出典:あマ指 第23回(2015) 問題25
問題
皮膚の痛覚の伝導路に関係するのはどれか。
選択肢
1 脊髄前角
2 後索核
3 内側毛帯
4 視 床
解答
正解4(視 床)
解説
✗ 1. 誤り
脊髄前角
脊髄前角は骨格筋を支配する運動ニューロンが集まる運動の出力部位で、皮膚からの痛覚を受け取る感覚性の部位ではない。痛覚伝導路は後角を中継するため、本問の答えではない。
✗ 2. 誤り
後索核
後索核(薄束核・楔状束核)は延髄にあり、脊髄後索を上行してきた深部感覚・識別性触覚の一次線維を受ける二次ニューロンの核である。皮膚の痛覚は後索を通らず側索(外側脊髄視床路)を上行するため、後索核は痛覚伝導路とは直接関係しない。本問の答えではない。
✗ 3. 誤り
内側毛帯
内側毛帯は後索核で二次ニューロンとなった深部感覚・識別性触覚線維が交叉後に脳幹を上行する経路で、痛覚の経路ではない。痛覚は脊髄毛帯(脊髄視床路)として脳幹を上行するため、本問の答えではない。
✓ 4. 正しい
視 床
視床は温痛覚を含む皮膚感覚の三次ニューロンが位置する中継核で、特に後外側腹側核(VPL)が体幹四肢の痛覚を受け取る。ここから視床皮質路として内包後脚を通って中心後回(一次体性感覚野)へ投射する。皮膚の痛覚伝導路の必須通過点であり、本問の答えとなる。視床痛では視床病変により対側身体の慢性的な灼熱様痛覚異常(視床症候群)が生じる。
ポイント
  • 皮膚の痛覚は後根→後角→前交連交叉→対側側索(外側脊髄視床路)→脳幹(脊髄毛帯)→視床VPL→内包後脚→中心後回と上行する。
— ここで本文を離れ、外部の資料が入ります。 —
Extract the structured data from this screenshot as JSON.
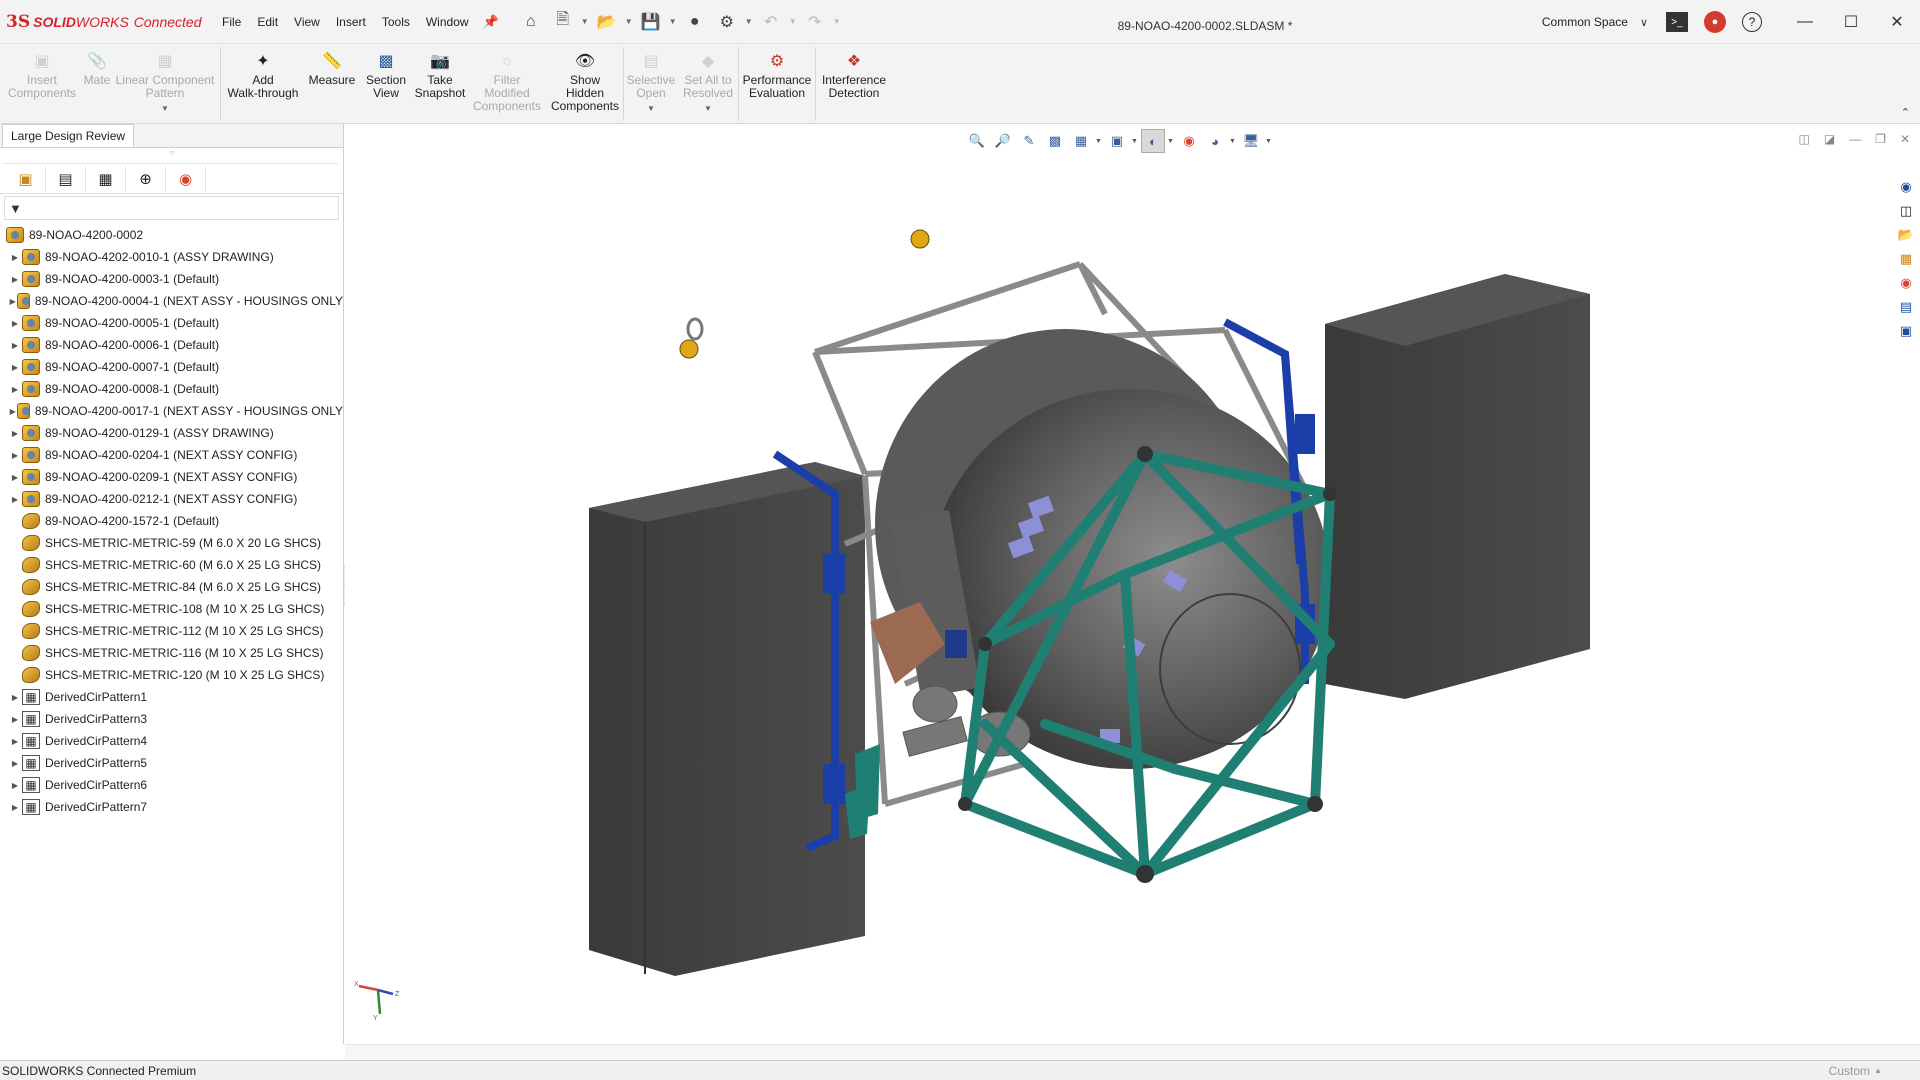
{
  "app": {
    "logo_ds": "3S",
    "logo_solid": "SOLID",
    "logo_works": "WORKS",
    "logo_connected": "Connected",
    "doc_title": "89-NOAO-4200-0002.SLDASM *",
    "workspace": "Common Space"
  },
  "menu": [
    "File",
    "Edit",
    "View",
    "Insert",
    "Tools",
    "Window"
  ],
  "ribbon": [
    {
      "label": "Insert\nComponents",
      "icon": "insert-components-icon",
      "disabled": true
    },
    {
      "label": "Mate",
      "icon": "mate-icon",
      "disabled": true
    },
    {
      "label": "Linear Component\nPattern",
      "icon": "linear-pattern-icon",
      "disabled": true,
      "arrow": true
    },
    {
      "label": "Add\nWalk-through",
      "icon": "walkthrough-icon",
      "disabled": false
    },
    {
      "label": "Measure",
      "icon": "measure-icon",
      "disabled": false
    },
    {
      "label": "Section\nView",
      "icon": "section-view-icon",
      "disabled": false
    },
    {
      "label": "Take\nSnapshot",
      "icon": "camera-icon",
      "disabled": false
    },
    {
      "label": "Filter\nModified\nComponents",
      "icon": "filter-modified-icon",
      "disabled": true
    },
    {
      "label": "Show\nHidden\nComponents",
      "icon": "show-hidden-icon",
      "disabled": false
    },
    {
      "label": "Selective\nOpen",
      "icon": "selective-open-icon",
      "disabled": true,
      "arrow": true
    },
    {
      "label": "Set All to\nResolved",
      "icon": "set-resolved-icon",
      "disabled": true,
      "arrow": true
    },
    {
      "label": "Performance\nEvaluation",
      "icon": "performance-icon",
      "disabled": false
    },
    {
      "label": "Interference\nDetection",
      "icon": "interference-icon",
      "disabled": false
    }
  ],
  "left_panel": {
    "tab_label": "Large Design Review",
    "root": "89-NOAO-4200-0002",
    "items": [
      {
        "label": "89-NOAO-4202-0010-1 (ASSY DRAWING)",
        "kind": "asm",
        "expandable": true
      },
      {
        "label": "89-NOAO-4200-0003-1 (Default)",
        "kind": "asm",
        "expandable": true
      },
      {
        "label": "89-NOAO-4200-0004-1 (NEXT ASSY - HOUSINGS ONLY",
        "kind": "asm",
        "expandable": true
      },
      {
        "label": "89-NOAO-4200-0005-1 (Default)",
        "kind": "asm",
        "expandable": true
      },
      {
        "label": "89-NOAO-4200-0006-1 (Default)",
        "kind": "asm",
        "expandable": true
      },
      {
        "label": "89-NOAO-4200-0007-1 (Default)",
        "kind": "asm",
        "expandable": true
      },
      {
        "label": "89-NOAO-4200-0008-1 (Default)",
        "kind": "asm",
        "expandable": true
      },
      {
        "label": "89-NOAO-4200-0017-1 (NEXT ASSY - HOUSINGS ONLY",
        "kind": "asm",
        "expandable": true
      },
      {
        "label": "89-NOAO-4200-0129-1 (ASSY DRAWING)",
        "kind": "asm",
        "expandable": true
      },
      {
        "label": "89-NOAO-4200-0204-1 (NEXT ASSY CONFIG)",
        "kind": "asm",
        "expandable": true
      },
      {
        "label": "89-NOAO-4200-0209-1 (NEXT ASSY CONFIG)",
        "kind": "asm",
        "expandable": true
      },
      {
        "label": "89-NOAO-4200-0212-1 (NEXT ASSY CONFIG)",
        "kind": "asm",
        "expandable": true
      },
      {
        "label": "89-NOAO-4200-1572-1 (Default)",
        "kind": "part",
        "expandable": false
      },
      {
        "label": "SHCS-METRIC-METRIC-59 (M 6.0 X 20 LG SHCS)",
        "kind": "part",
        "expandable": false
      },
      {
        "label": "SHCS-METRIC-METRIC-60 (M 6.0 X 25 LG SHCS)",
        "kind": "part",
        "expandable": false
      },
      {
        "label": "SHCS-METRIC-METRIC-84 (M 6.0 X 25 LG SHCS)",
        "kind": "part",
        "expandable": false
      },
      {
        "label": "SHCS-METRIC-METRIC-108 (M 10 X 25 LG SHCS)",
        "kind": "part",
        "expandable": false
      },
      {
        "label": "SHCS-METRIC-METRIC-112 (M 10 X 25 LG SHCS)",
        "kind": "part",
        "expandable": false
      },
      {
        "label": "SHCS-METRIC-METRIC-116 (M 10 X 25 LG SHCS)",
        "kind": "part",
        "expandable": false
      },
      {
        "label": "SHCS-METRIC-METRIC-120 (M 10 X 25 LG SHCS)",
        "kind": "part",
        "expandable": false
      },
      {
        "label": "DerivedCirPattern1",
        "kind": "pattern",
        "expandable": true
      },
      {
        "label": "DerivedCirPattern3",
        "kind": "pattern",
        "expandable": true
      },
      {
        "label": "DerivedCirPattern4",
        "kind": "pattern",
        "expandable": true
      },
      {
        "label": "DerivedCirPattern5",
        "kind": "pattern",
        "expandable": true
      },
      {
        "label": "DerivedCirPattern6",
        "kind": "pattern",
        "expandable": true
      },
      {
        "label": "DerivedCirPattern7",
        "kind": "pattern",
        "expandable": true
      }
    ]
  },
  "status": {
    "left": "SOLIDWORKS Connected Premium",
    "right": "Custom"
  },
  "colors": {
    "brand_red": "#d6222a",
    "frame_green": "#1f7f73",
    "frame_blue": "#1b3fa8",
    "housing_gray": "#4a4a4a"
  },
  "triad": {
    "x": "X",
    "y": "Y",
    "z": "Z"
  }
}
  • 覚え方のコツ: 「痛覚は脊髄で交叉/深部感覚は延髄で交叉」と交叉位置を対比。視床VPLが感覚の関所と覚える。
  • 関連知識: 顔面の痛覚は三叉神経主感覚核・脊髄路核→三叉神経毛帯→視床VPM→中心後回。体幹四肢はVPL、顔面はVPMと部位別に中継核が異なる。
  • よくある間違い: 後索核を痛覚中継核と誤認/内側毛帯を痛覚路と誤る(正しくは深部感覚)/前角を痛覚の座と取り違える。
  • 臨床応用: 視床梗塞(視床痛)は視床VPLやVPM周囲の病変で対側身体に慢性灼熱感・異痛症を生じる。薬物治療抵抗性のことが多く、脳深部刺激療法が試みられる。
比較表
部位 皮膚痛覚伝導路 役割
脊髄前角 無関係 運動の出力
後索核 無関係 深部感覚中継
内側毛帯 無関係 深部感覚上行路
視床(VPL) 関係あり 三次中継核
外側脊髄視床路 関係あり 対側側索上行
解説画像
あマ指 第23回(2015) 問題25|皮膚の痛覚の伝導路に関係するのはどれか。 解説図
あマ指 第23回(2015) 問題25|皮膚の痛覚の伝導路に関係するのはどれか。